Highlights & Insights¶
- First exploration of diffusion models for GUI grounding: Fills a gap in DVLM applicability to this important task, and finds that bidirectional attention and iterative refinement do benefit coordinate prediction.
- Elegant coarse-to-fine design in hybrid masking: The geometric hierarchy of bounding boxes (anchor → extent) is encoded directly into the masking schedule, representing a principled way to inject domain priors into the diffusion process.
- Unexpected efficiency gains from data scaling: More data not only improves accuracy but also reduces convergence steps and latency, suggesting that better priors accelerate the denoising process.
- Honest presentation of the gap with AR models: The paper does not shy away from DVLM's disadvantages in pretraining scale and latency, positioning this as exploratory research rather than claiming comprehensive superiority.
Limitations & Future Work¶
- Severe latency issues: Multi-step denoising results in latency 3–6× higher than AR models, making real-time interaction scenarios impractical.
- Single-step actions only: The current approach handles only single-step grounding; multi-step planning and action-dependent sequences are left for future work.
- Unequal pretraining data: LLaDA-V's pretraining data is far smaller than Qwen2.5-VL's; the performance gap may narrow with more extensive pretraining.
- Two-stage dependency of hybrid masking increases complexity: The linear phase output serves as input to the deterministic phase, introducing additional sequential computation.

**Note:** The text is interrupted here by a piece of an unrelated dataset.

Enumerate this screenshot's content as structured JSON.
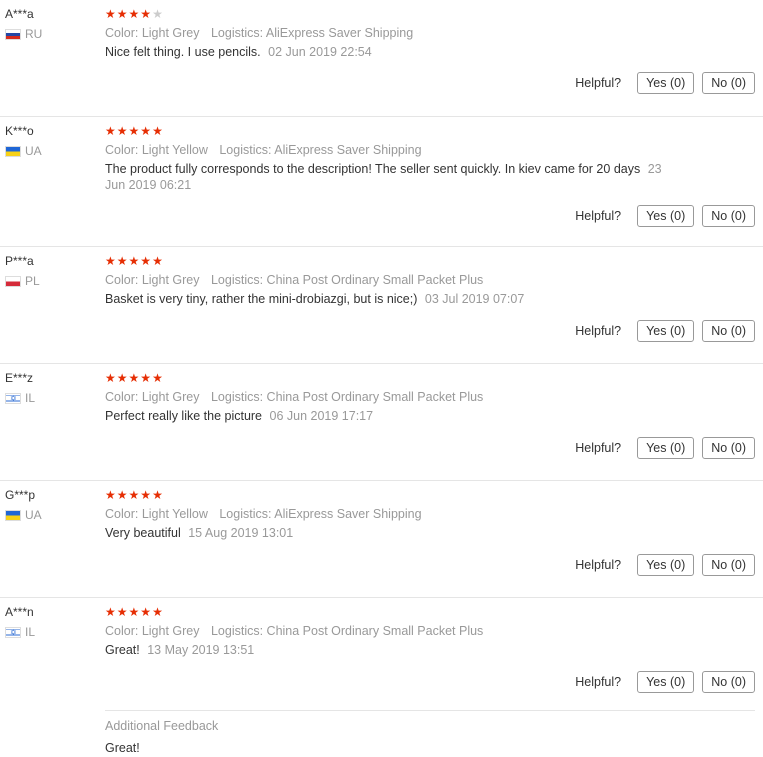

- Overly simplified action types: Only lclick/hover/type_in are supported; real-world GUI operations are more diverse (scrolling, dragging, etc.).
- Lack of comparison with recent GUI agent systems: No end-to-end comparison with complete systems such as UI-TARS or OS-Atlas.
Related Work & Insights¶
- LLaDA-V / MMaDA: Foundational architectures for discrete diffusion VLMs, demonstrating the viability of the diffusion paradigm for multimodal understanding.
- CogAgent / UI-TARS: Representative AR approaches achieving strong GUI grounding through large-scale pretraining and instruction fine-tuning.
- SeeClick / UGround: Methods for GUI pretraining and synthetic data augmentation, providing data strategy references for DVLM training.
- D3PM: Theoretical foundation for discrete diffusion using uniform category transitions.
Rating¶
- Novelty: ⭐⭐⭐⭐ (First application of DVLMs to GUI grounding; hybrid masking design is creative, though the work adapts an existing model)
- Experimental Thoroughness: ⭐⭐⭐⭐ (4 benchmarks, inference parameter ablations, data scaling analysis; lacks comparison with more GUI agents)
- Writing Quality: ⭐⭐⭐⭐ (Clear positioning, honest presentation of strengths and limitations; some table formatting is slightly cluttered)
- Value: ⭐⭐⭐⭐ (Opens a new direction for GUI agents via diffusion models, though practical utility is constrained by latency and performance gaps)